Economic Disease Made U.S. Hospitals Sick

The financial crisis and the recession have not only made U.S. banking, retailing and manufacturing etc. face the music, but also the hospitals. More and more hospitals are in the red, and they have to cut down costs by reducing the staff, postponing construction projects and so on.

Hospitals in America employ about 5 million people in total, offering not only medical care but also employment opportunities. The U.S. press reported on the 27th that donations and investment returns are down, which make the hospitals’ capitals shrink. While people have not been going to hospitals once they got sick, reducing the number of patients. At the same time, patients are not selecting profitable diagnostic procedures and elective surgeries.

In the past few months, patients and insurers have been paying hospital bills more slowly, which made hospitals lack appropriate cash flow. The uncertainties of medical policies during the administration transition also results in the degradation of hospitals. In November, Moody’s Investors Service changed its 12- to 18-month outlook from “stable” to “negative” for hospitals, which reflects market-estimation for hospitals.

Actually many medical systems have been in a bind. In New Jersey, where 47 percent of hospitals posted losses in 2007, five hospitals have closed this year. In Hawaii, nearly every hospital is in trouble, with two filing for bankruptcy.

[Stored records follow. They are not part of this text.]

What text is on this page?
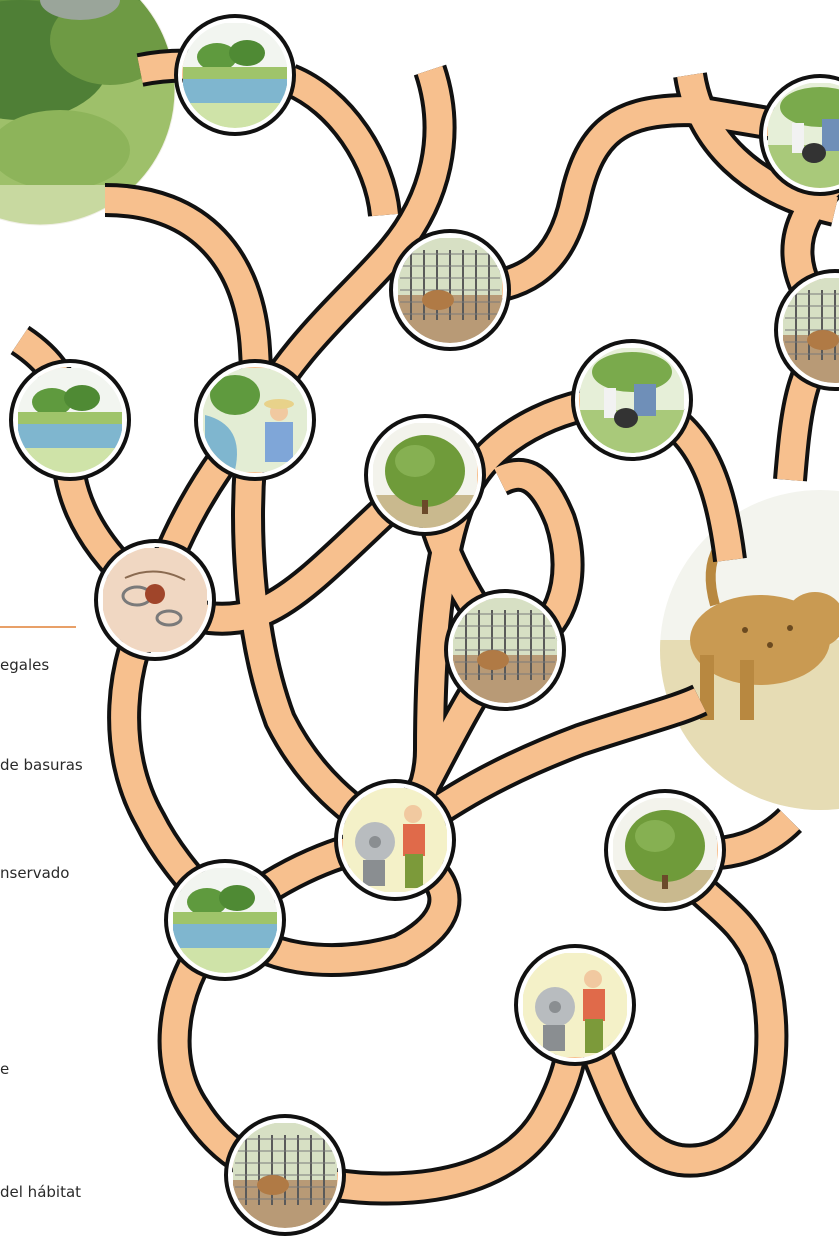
egales
de basuras
nservado
e
del hábitat
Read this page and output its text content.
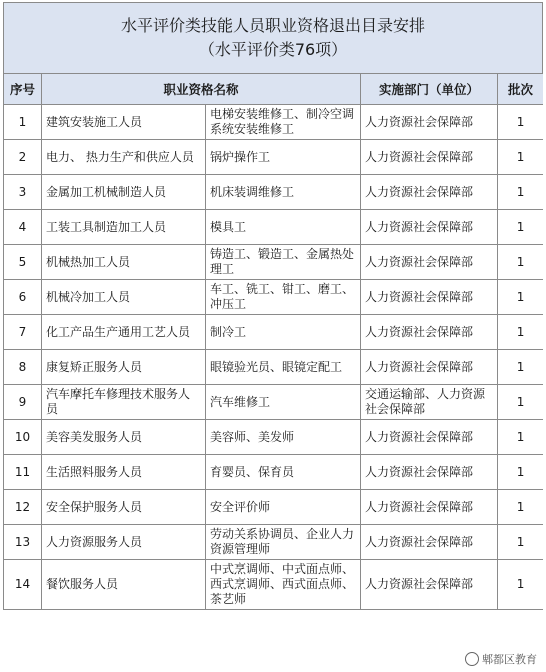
水平评价类技能人员职业资格退出目录安排
（水平评价类76项）
序号	职业资格名称		实施部门（单位）	批次
1	建筑安装施工人员	电梯安装维修工、制冷空调系统安装维修工	人力资源社会保障部	1
2	电力、 热力生产和供应人员	锅炉操作工	人力资源社会保障部	1
3	金属加工机械制造人员	机床装调维修工	人力资源社会保障部	1
4	工装工具制造加工人员	模具工	人力资源社会保障部	1
5	机械热加工人员	铸造工、锻造工、金属热处理工	人力资源社会保障部	1
6	机械冷加工人员	车工、铣工、钳工、磨工、冲压工	人力资源社会保障部	1
7	化工产品生产通用工艺人员	制冷工	人力资源社会保障部	1
8	康复矫正服务人员	眼镜验光员、眼镜定配工	人力资源社会保障部	1
9	汽车摩托车修理技术服务人员	汽车维修工	交通运输部、人力资源社会保障部	1
10	美容美发服务人员	美容师、美发师	人力资源社会保障部	1
11	生活照料服务人员	育婴员、保育员	人力资源社会保障部	1
12	安全保护服务人员	安全评价师	人力资源社会保障部	1
13	人力资源服务人员	劳动关系协调员、企业人力资源管理师	人力资源社会保障部	1
14	餐饮服务人员	中式烹调师、中式面点师、西式烹调师、西式面点师、茶艺师	人力资源社会保障部	1
郫都区教育
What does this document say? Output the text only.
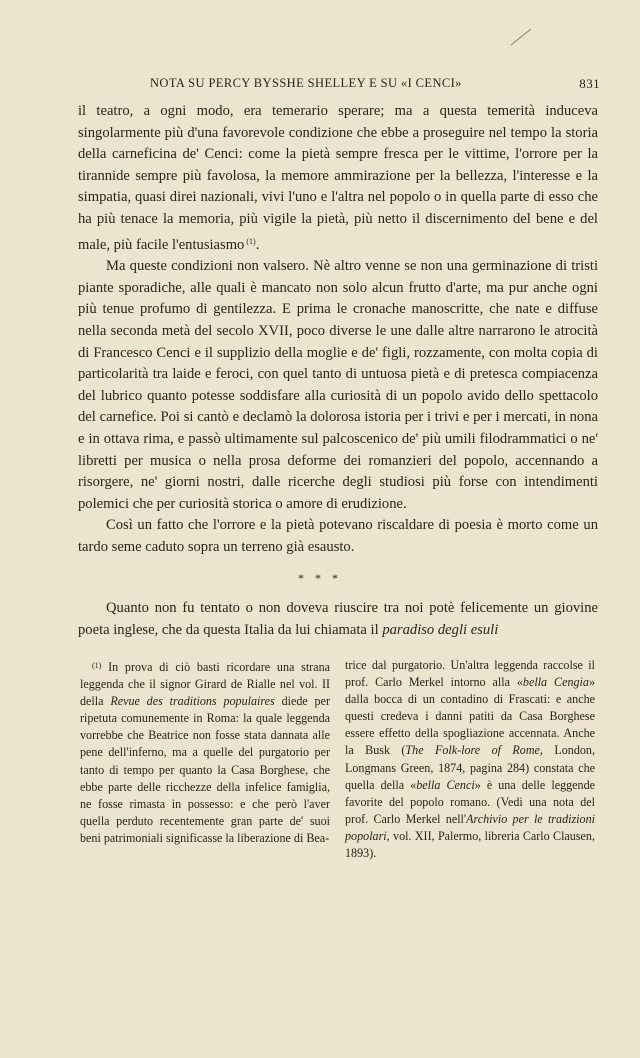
NOTA SU PERCY BYSSHE SHELLEY E SU «I CENCI»	831

il teatro, a ogni modo, era temerario sperare; ma a questa temerità induceva singolarmente più d'una favorevole condizione che ebbe a proseguire nel tempo la storia della carneficina de' Cenci: come la pietà sempre fresca per le vittime, l'orrore per la tirannide sempre più favolosa, la memore ammirazione per la bellezza, l'interesse e la simpatia, quasi direi nazionali, vivi l'uno e l'altra nel popolo o in quella parte di esso che ha più tenace la memoria, più vigile la pietà, più netto il discernimento del bene e del male, più facile l'entusiasmo $^{(1)}$.

Ma queste condizioni non valsero. Nè altro venne se non una germinazione di tristi piante sporadiche, alle quali è mancato non solo alcun frutto d'arte, ma pur anche ogni più tenue profumo di gentilezza. E prima le cronache manoscritte, che nate e diffuse nella seconda metà del secolo XVII, poco diverse le une dalle altre narrarono le atrocità di Francesco Cenci e il supplizio della moglie e de' figli, rozzamente, con molta copia di particolarità tra laide e feroci, con quel tanto di untuosa pietà e di pretesca compiacenza del lubrico quanto potesse soddisfare alla curiosità di un popolo avido dello spettacolo del carnefice. Poi si cantò e declamò la dolorosa istoria per i trivi e per i mercati, in nona e in ottava rima, e passò ultimamente sul palcoscenico de' più umili filodrammatici o ne' libretti per musica o nella prosa deforme dei romanzieri del popolo, accennando a risorgere, ne' giorni nostri, dalle ricerche degli studiosi più forse con intendimenti polemici che per curiosità storica o amore di erudizione.

Così un fatto che l'orrore e la pietà potevano riscaldare di poesia è morto come un tardo seme caduto sopra un terreno già esausto.

* * *

Quanto non fu tentato o non doveva riuscire tra noi potè felicemente un giovine poeta inglese, che da questa Italia da lui chiamata il paradiso degli esuli

$^{(1)}$ In prova di ciò basti ricordare una strana leggenda che il signor Girard de Rialle nel vol. II della Revue des traditions populaires diede per ripetuta comunemente in Roma: la quale leggenda vorrebbe che Beatrice non fosse stata dannata alle pene dell'inferno, ma a quelle del purgatorio per tanto di tempo per quanto la Casa Borghese, che ebbe parte delle ricchezze della infelice famiglia, ne fosse rimasta in possesso: e che però l'aver quella perduto recentemente gran parte de' suoi beni patrimoniali significasse la liberazione di Bea-

trice dal purgatorio. Un'altra leggenda raccolse il prof. Carlo Merkel intorno alla «bella Cengia» dalla bocca di un contadino di Frascati: e anche questi credeva i danni patiti da Casa Borghese essere effetto della spogliazione accennata. Anche la Busk (The Folk-lore of Rome, London, Longmans Green, 1874, pagina 284) constata che quella della «bella Cenci» è una delle leggende favorite del popolo romano. (Vedi una nota del prof. Carlo Merkel nell'Archivio per le tradizioni popolari, vol. XII, Palermo, libreria Carlo Clausen, 1893).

As for those remaining hospitals, they’ve been reducing nurses and pharmacists and other service personnel. Since October, there’s been “a dramatic slowdown” in plans for new wings and building upgrades, said Paul Keckley of the Deloitte Center for Health Solution.

“They’ll get swallowed up by somebody else if they need to exist, and if they don’t, they’ll just close,” said Tuck Crocker, vice president of the health care practice at the management consultant firm Bearing Point.